Take in the auctions. This is easy. The major houses welcome people to their auctions, without requiring the registration needed to become a bidder (credit checks, authentication of ability to pay, etc.). This makes them perfect for seeing a good number of items and for gauging how the bidders react to them. Better yet, the larger auctions are usually preceded by a public exhibit of all items in the lot, an event staffed by experts where you can see and, if you play it right, actually touch and hold objects that an emperor – or at least an imperial flunky – would have held.

Hire an independent expert. The investment-class bidder who has not devoted his life to the study of these objects needs an unbiased mentor, an advocate who will research the objects, teach and advise him and sometimes even bid for him. Ideally, this should not be a person actually involved in sales himself. Some dealers can put aside their self-interest to do this. More often, you can find a trustworthy academic at one of the lectures or exhibits – in Hong Kong, unlike New York, independent appraisers do not hang out their shingle in public.

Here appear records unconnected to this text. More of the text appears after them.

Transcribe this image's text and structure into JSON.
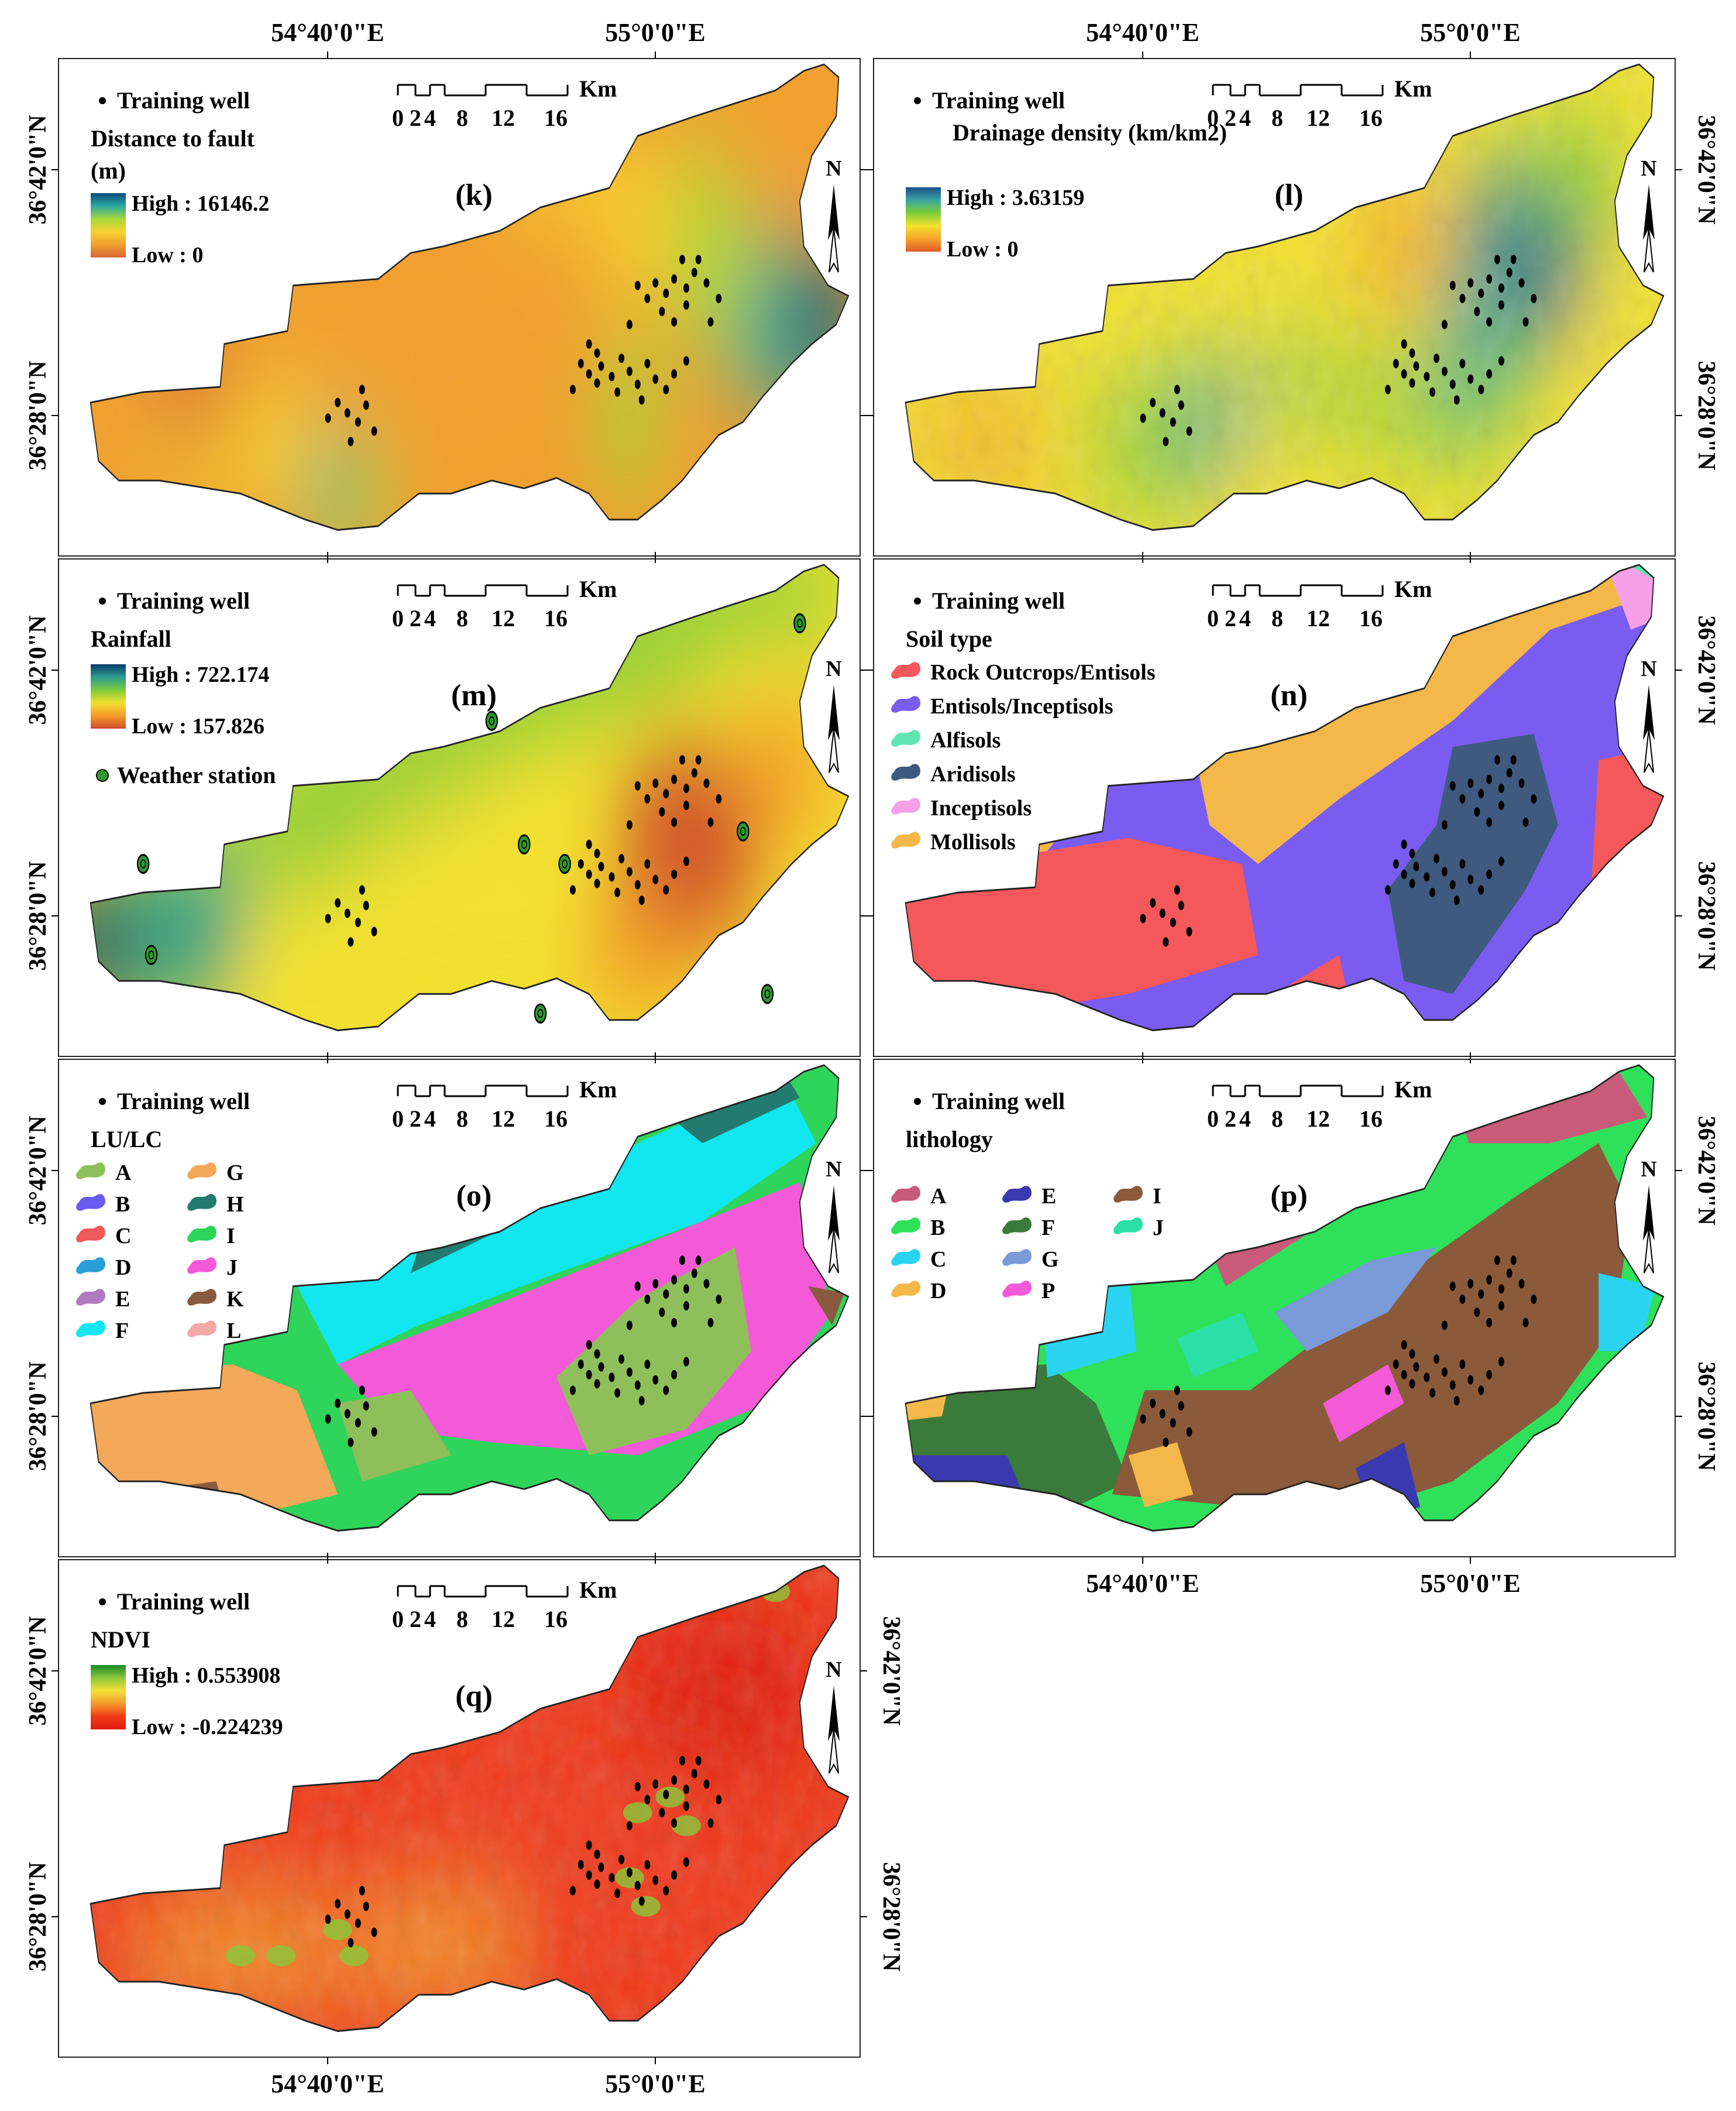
{
  "coords": {
    "lon_a": "54°40'0\"E",
    "lon_b": "55°0'0\"E",
    "lat_a": "36°42'0\"N",
    "lat_b": "36°28'0\"N"
  },
  "north_letter": "N",
  "training_well": "Training  well",
  "scale": {
    "unit": "Km",
    "ticks": [
      "0",
      "2",
      "4",
      "8",
      "12",
      "16"
    ]
  },
  "panels": [
    {
      "id": "k",
      "letter": "(k)",
      "title_lines": [
        "Distance to fault",
        "(m)"
      ],
      "high": "High : 16146.2",
      "low": "Low : 0",
      "colors": [
        "#0d4a7a",
        "#2aa8a0",
        "#a6d83a",
        "#f7d230",
        "#f0a030",
        "#d76636"
      ]
    },
    {
      "id": "l",
      "letter": "(l)",
      "title_lines": [
        "Drainage density  (km/km2)"
      ],
      "high": "High : 3.63159",
      "low": "Low : 0",
      "colors": [
        "#1b4f8a",
        "#3aa6a0",
        "#7ccf3a",
        "#f4e22e",
        "#f6a32b",
        "#e35b2a"
      ]
    },
    {
      "id": "m",
      "letter": "(m)",
      "title_lines": [
        "Rainfall"
      ],
      "high": "High : 722.174",
      "low": "Low : 157.826",
      "station": "Weather station",
      "colors": [
        "#0c3a6d",
        "#2a9d8f",
        "#7bcb3c",
        "#f2e030",
        "#f49a2a",
        "#cf4e2a"
      ]
    },
    {
      "id": "n",
      "letter": "(n)",
      "title_lines": [
        "Soil type"
      ],
      "classes": [
        {
          "label": "Rock Outcrops/Entisols",
          "color": "#f4585a"
        },
        {
          "label": "Entisols/Inceptisols",
          "color": "#7b5cf0"
        },
        {
          "label": "Alfisols",
          "color": "#5fe6b0"
        },
        {
          "label": "Aridisols",
          "color": "#3f5a7e"
        },
        {
          "label": "Inceptisols",
          "color": "#f6a0e8"
        },
        {
          "label": "Mollisols",
          "color": "#f4b84a"
        }
      ]
    },
    {
      "id": "o",
      "letter": "(o)",
      "title_lines": [
        "LU/LC"
      ],
      "classes": [
        {
          "label": "A",
          "color": "#8fbf5a"
        },
        {
          "label": "B",
          "color": "#6a5cf0"
        },
        {
          "label": "C",
          "color": "#ef5a5a"
        },
        {
          "label": "D",
          "color": "#2a9fd8"
        },
        {
          "label": "E",
          "color": "#b07ac0"
        },
        {
          "label": "F",
          "color": "#12e6f0"
        },
        {
          "label": "G",
          "color": "#f4a85a"
        },
        {
          "label": "H",
          "color": "#237a6e"
        },
        {
          "label": "I",
          "color": "#2fd45a"
        },
        {
          "label": "J",
          "color": "#f45ad8"
        },
        {
          "label": "K",
          "color": "#8a5a40"
        },
        {
          "label": "L",
          "color": "#f4a8a8"
        }
      ]
    },
    {
      "id": "p",
      "letter": "(p)",
      "title_lines": [
        "lithology"
      ],
      "classes": [
        {
          "label": "A",
          "color": "#c85a7a"
        },
        {
          "label": "B",
          "color": "#2fe05a"
        },
        {
          "label": "C",
          "color": "#2ad4f0"
        },
        {
          "label": "D",
          "color": "#f4b84a"
        },
        {
          "label": "E",
          "color": "#3a3ab0"
        },
        {
          "label": "F",
          "color": "#3a7a3a"
        },
        {
          "label": "G",
          "color": "#7a9ad8"
        },
        {
          "label": "P",
          "color": "#f45ad8"
        },
        {
          "label": "I",
          "color": "#8a5a3a"
        },
        {
          "label": "J",
          "color": "#2ae0a8"
        }
      ]
    },
    {
      "id": "q",
      "letter": "(q)",
      "title_lines": [
        "NDVI"
      ],
      "high": "High : 0.553908",
      "low": "Low : -0.224239",
      "colors": [
        "#1a8a2a",
        "#8ac83a",
        "#f4e03a",
        "#f49a2a",
        "#f03a1a",
        "#e01a10"
      ]
    }
  ]
}
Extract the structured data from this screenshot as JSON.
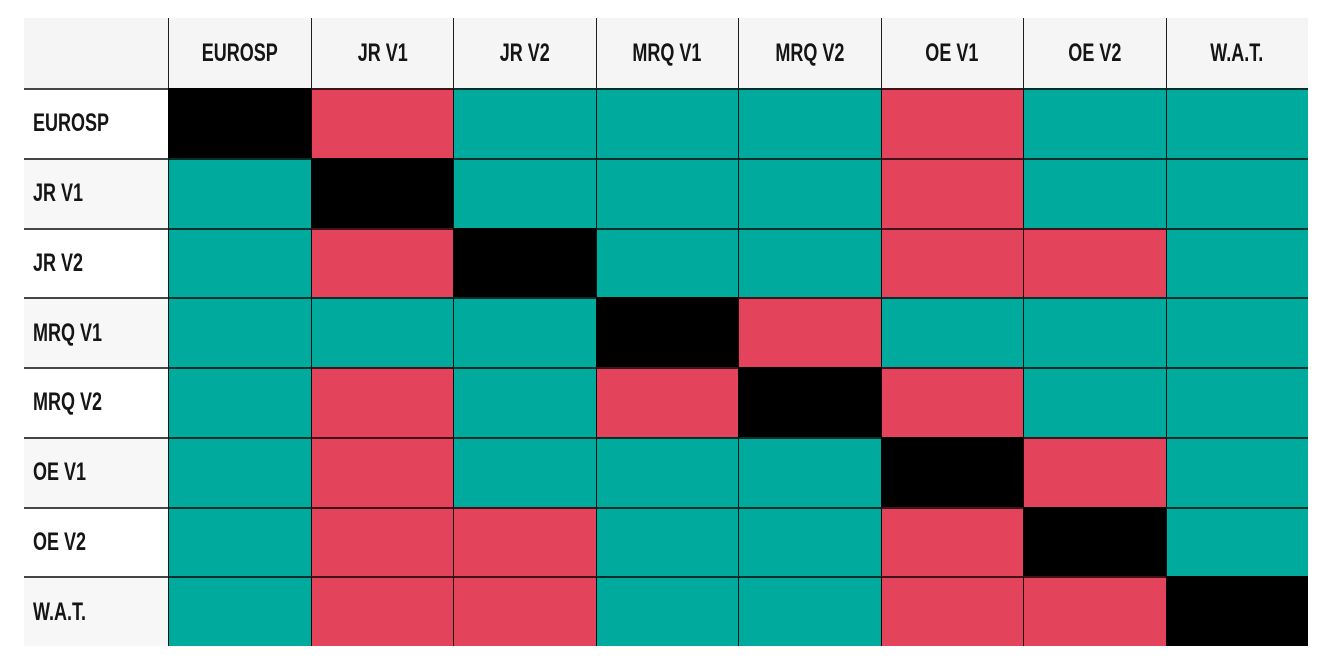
{
  "chart_data": {
    "type": "heatmap",
    "title": "",
    "columns": [
      "EUROSP",
      "JR V1",
      "JR V2",
      "MRQ V1",
      "MRQ V2",
      "OE V1",
      "OE V2",
      "W.A.T."
    ],
    "rows": [
      "EUROSP",
      "JR V1",
      "JR V2",
      "MRQ V1",
      "MRQ V2",
      "OE V1",
      "OE V2",
      "W.A.T."
    ],
    "cells": [
      [
        "black",
        "red",
        "teal",
        "teal",
        "teal",
        "red",
        "teal",
        "teal"
      ],
      [
        "teal",
        "black",
        "teal",
        "teal",
        "teal",
        "red",
        "teal",
        "teal"
      ],
      [
        "teal",
        "red",
        "black",
        "teal",
        "teal",
        "red",
        "red",
        "teal"
      ],
      [
        "teal",
        "teal",
        "teal",
        "black",
        "red",
        "teal",
        "teal",
        "teal"
      ],
      [
        "teal",
        "red",
        "teal",
        "red",
        "black",
        "red",
        "teal",
        "teal"
      ],
      [
        "teal",
        "red",
        "teal",
        "teal",
        "teal",
        "black",
        "red",
        "teal"
      ],
      [
        "teal",
        "red",
        "red",
        "teal",
        "teal",
        "red",
        "black",
        "teal"
      ],
      [
        "teal",
        "red",
        "red",
        "teal",
        "teal",
        "red",
        "red",
        "black"
      ]
    ],
    "palette": {
      "black": "#000000",
      "red": "#e4435c",
      "teal": "#00ab9e"
    },
    "layout": {
      "header_background": "#f5f5f5",
      "row_label_background": "#ffffff",
      "row_label_background_alt": "#f7f7f7",
      "grid_on": true,
      "legend": "none",
      "corner_label": ""
    }
  }
}
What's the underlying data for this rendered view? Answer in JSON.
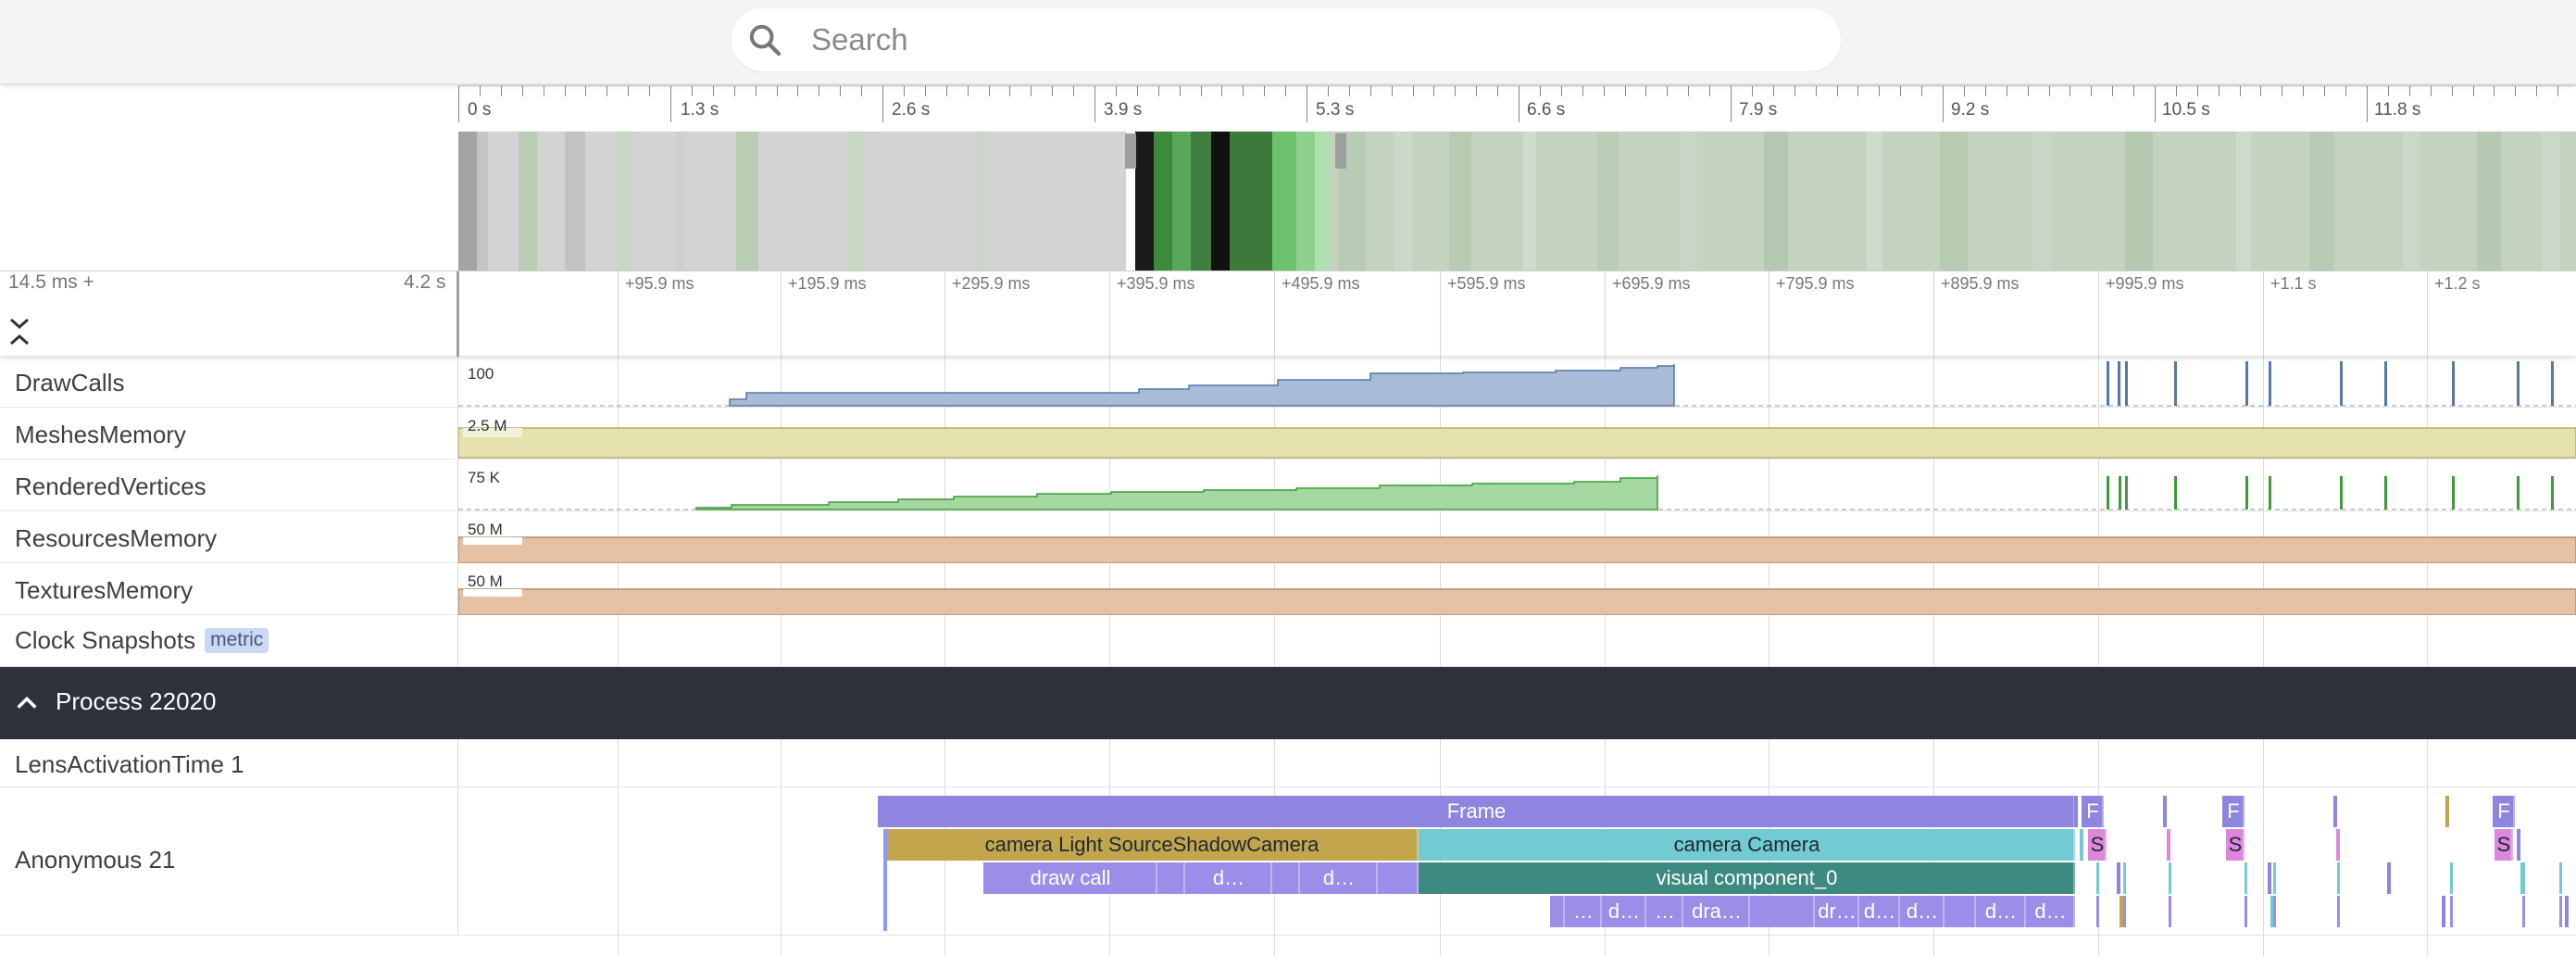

Keep this tip quiet:  Song ceramics. With an almost modern simplicity and austerity and deceptively complex glazing schemes, the works of the Song period have long been overshadowed by Ming and Qing ware. But several experts say this area has some of the only remaining bargains in the marketplace, with prices sometimes under half that of their flashier cousins.

Follow your heart, then your judgment. The goal, according to is to develop a second sense, an intuition about the works that are real and true. “When you handle many of these works you develop a second sense about them,” says Pola Antebi of Christie’s in Hong Kong. “And then you apply everything you know about where and how they were made.”